Wednesday, May 07, 2008

Microsoft loves you – three free tools

Sometimes it is not easy to refrain from posting links instead of original content :) But there are three recently released tools that richly deserve advertising.

Framework Design Studio allows comparing different versions of the same managed library (in binary form). You can filter the interface content being compared, comment on the differences and save the output as MS Word 2007 document.

I have tested the application a little, and it packs surprising amount of functionality. One thing to be aware of is that the user interface is somewhat quirky, so make sure you read the manual before using the app (manual docx is installed as part of the application package).

Typical usage for the app would be to compare new version of third party (meaning only binary is available) library with previous version, in order to discover the changes to interface. Another application I could think of would be to produce sort of release document to be distributed with the new versions of given library (since FDS allows commenting the differences and produces very nicely formatted Word document – beats documenting interfaces changes manually).

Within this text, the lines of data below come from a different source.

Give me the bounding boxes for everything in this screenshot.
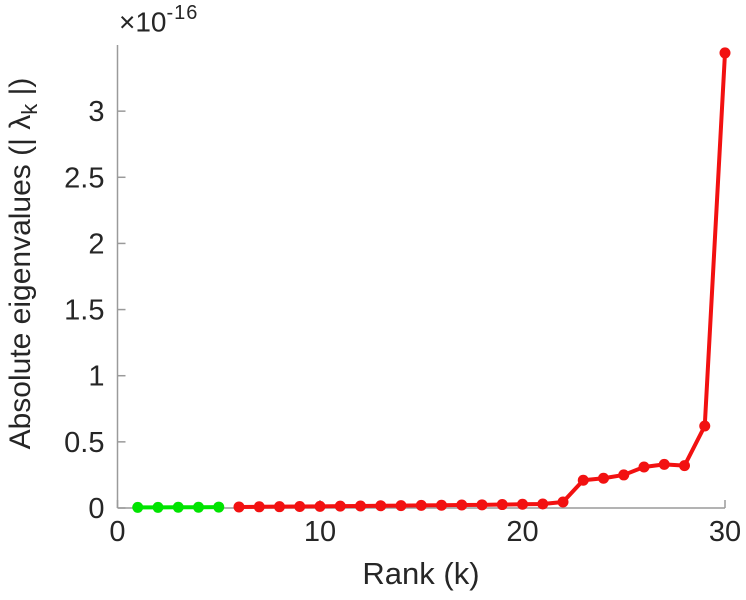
y-tick-label: 0 — [88, 493, 104, 525]
data-point-red — [719, 47, 731, 59]
data-point-red — [699, 420, 711, 432]
data-point-green — [193, 501, 204, 513]
data-point-red — [496, 499, 508, 511]
y-tick-label: 0.5 — [64, 427, 104, 459]
data-point-red — [294, 501, 306, 513]
data-point-red — [253, 501, 265, 513]
lambda-subscript: k — [17, 103, 42, 115]
data-point-red — [577, 474, 589, 486]
data-point-red — [436, 499, 447, 511]
y-tick-label: 1 — [88, 361, 104, 393]
series-line-red — [238, 52, 727, 509]
y-axis-label: Absolute eigenvalues (| λk |) — [4, 0, 43, 527]
y-tick-label: 1.5 — [64, 295, 104, 327]
exponent-base: ×10 — [119, 6, 167, 38]
data-point-red — [395, 500, 407, 512]
data-point-red — [557, 496, 569, 508]
data-point-red — [658, 458, 670, 470]
data-point-red — [274, 501, 285, 513]
y-axis-label-close: |) — [4, 77, 37, 104]
lambda-symbol: λ — [4, 114, 37, 130]
data-point-green — [132, 501, 144, 513]
y-axis-exponent-label: ×10-16 — [119, 2, 199, 38]
data-point-red — [679, 460, 690, 472]
data-point-red — [355, 500, 366, 512]
data-point-red — [638, 461, 650, 473]
x-tick-label: 20 — [506, 516, 538, 548]
y-axis-label-text: Absolute eigenvalues (| — [4, 129, 37, 450]
data-point-green — [152, 501, 164, 513]
data-point-green — [213, 501, 225, 513]
exponent-power: -16 — [166, 2, 199, 24]
data-point-red — [456, 499, 468, 511]
y-tick-label: 2.5 — [64, 162, 104, 194]
x-axis-label: Rank (k) — [362, 556, 480, 591]
data-point-red — [314, 500, 326, 512]
y-tick-label: 3 — [88, 96, 104, 128]
data-point-red — [598, 472, 609, 484]
data-point-red — [334, 500, 346, 512]
data-point-red — [476, 499, 488, 511]
data-point-red — [415, 499, 427, 511]
x-tick-label: 10 — [304, 516, 336, 548]
data-point-red — [233, 501, 245, 513]
x-tick-label: 30 — [709, 516, 741, 548]
x-tick-label: 0 — [109, 516, 125, 548]
data-point-green — [172, 501, 184, 513]
data-point-red — [618, 469, 630, 481]
data-point-red — [375, 500, 387, 512]
y-tick-label: 2 — [88, 228, 104, 260]
data-point-red — [537, 498, 549, 510]
data-point-red — [517, 498, 528, 510]
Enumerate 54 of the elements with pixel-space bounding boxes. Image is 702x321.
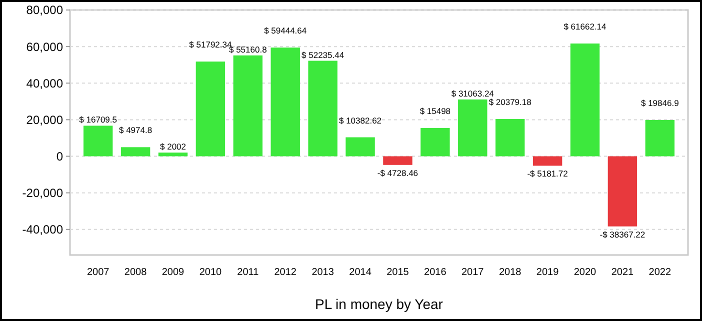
x-tick-label: 2007 — [86, 267, 110, 278]
y-tick-label: -20,000 — [22, 186, 64, 200]
data-label: $ 16709.5 — [79, 114, 118, 125]
data-label: $ 15498 — [420, 106, 451, 116]
x-tick-label: 2010 — [199, 267, 222, 278]
bar — [532, 156, 562, 166]
data-label: $ 31063.24 — [451, 88, 494, 98]
bar — [270, 48, 300, 156]
x-tick-label: 2009 — [162, 267, 185, 278]
x-tick-label: 2017 — [462, 267, 484, 278]
bar — [570, 44, 600, 156]
data-label: $ 59444.64 — [264, 26, 307, 36]
data-label: $ 20379.18 — [488, 97, 532, 108]
x-tick-label: 2013 — [312, 267, 334, 278]
x-tick-label: 2016 — [424, 267, 447, 278]
y-tick-label: 20,000 — [26, 112, 64, 127]
bar — [346, 137, 375, 156]
x-tick-label: 2020 — [574, 267, 597, 278]
y-tick-label: 40,000 — [26, 76, 64, 90]
bar — [645, 120, 675, 156]
x-tick-label: 2008 — [124, 267, 148, 278]
x-tick-label: 2019 — [536, 267, 560, 278]
x-tick-label: 2018 — [498, 267, 522, 278]
bar — [120, 147, 150, 156]
x-tick-label: 2011 — [237, 267, 260, 278]
bar — [83, 126, 113, 156]
data-label: $ 4974.8 — [119, 125, 152, 136]
bar — [608, 156, 638, 226]
data-label: $ 52235.44 — [302, 50, 344, 60]
y-tick-label: 80,000 — [26, 3, 64, 18]
x-axis-title: PL in money by Year — [315, 296, 444, 312]
data-label: $ 10382.62 — [339, 115, 382, 126]
bar — [308, 60, 338, 156]
x-tick-label: 2014 — [349, 267, 372, 278]
data-label: -$ 4728.46 — [377, 168, 418, 178]
y-tick-label: 0 — [56, 149, 64, 164]
y-tick-label: -40,000 — [22, 222, 64, 237]
x-tick-label: 2015 — [386, 267, 410, 278]
bar — [196, 62, 226, 156]
x-tick-label: 2012 — [274, 267, 297, 278]
bar — [420, 128, 450, 156]
bar — [158, 152, 188, 156]
data-label: $ 61662.14 — [564, 22, 607, 32]
data-label: -$ 5181.72 — [527, 168, 568, 179]
data-label: $ 19846.9 — [640, 98, 680, 108]
bar — [383, 156, 412, 165]
bar — [458, 99, 488, 156]
x-tick-label: 2021 — [611, 267, 634, 278]
x-tick-label: 2022 — [648, 267, 672, 278]
bar — [233, 55, 263, 156]
y-tick-label: 60,000 — [26, 40, 64, 54]
data-label: $ 2002 — [160, 142, 186, 152]
bar — [495, 119, 525, 156]
data-label: -$ 38367.22 — [600, 229, 646, 240]
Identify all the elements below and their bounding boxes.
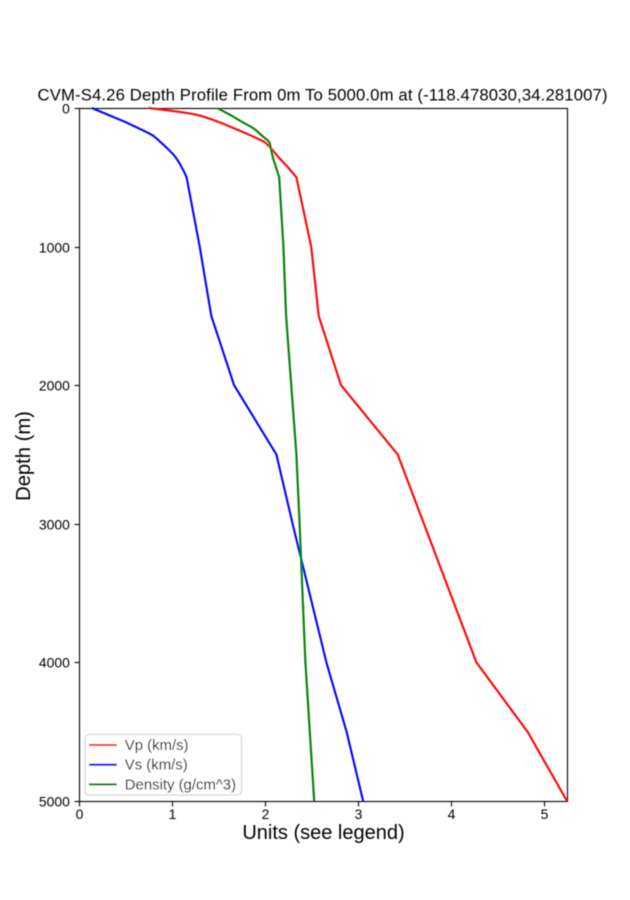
svg-text:3000: 3000: [39, 516, 70, 532]
svg-text:Vp (km/s): Vp (km/s): [125, 738, 189, 754]
svg-text:5: 5: [541, 806, 549, 822]
svg-text:Depth (m): Depth (m): [13, 411, 35, 501]
svg-text:0: 0: [76, 806, 84, 822]
svg-text:4: 4: [448, 806, 456, 822]
svg-text:1: 1: [169, 806, 177, 822]
svg-text:CVM-S4.26 Depth Profile From 0: CVM-S4.26 Depth Profile From 0m To 5000.…: [38, 86, 608, 105]
svg-text:5000: 5000: [39, 793, 70, 809]
svg-text:0: 0: [62, 100, 70, 116]
svg-text:Vs (km/s): Vs (km/s): [125, 758, 188, 774]
svg-text:Units (see legend): Units (see legend): [242, 822, 404, 844]
svg-text:Density (g/cm^3): Density (g/cm^3): [125, 777, 236, 793]
svg-text:1000: 1000: [39, 239, 70, 255]
svg-text:4000: 4000: [39, 654, 70, 670]
svg-text:2000: 2000: [39, 377, 70, 393]
svg-text:2: 2: [262, 806, 270, 822]
svg-text:3: 3: [355, 806, 363, 822]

VSCT Power Toy is a small application that Visual Studio package developers will kill for. It retrieves command tables (including all ids) from VS packages or VS registry, and even nicely formats it for copy/paste to .vsct file. Anyone who did it without this app can appreciate the difference (look at my previous post if you want to get a feeling). I practically drooled all over the screen with this tool running

Patterns & Practices Documentation Tools is set of instruments Patterns & Practices team uses to create documentation. The tools are Word 2007 (English only) template with macro and associated toolbar to create well-formatted content and PowerShell scripts to convert the document authored through template to HTML, CHM or HxS. I did test the template, and the process of authoring document appears to be pretty smooth. The converters, on the other side, require bunch of things to be installed (in addition to PowerShell). But if you look at P&P produced documents, the result probably worth some extra work.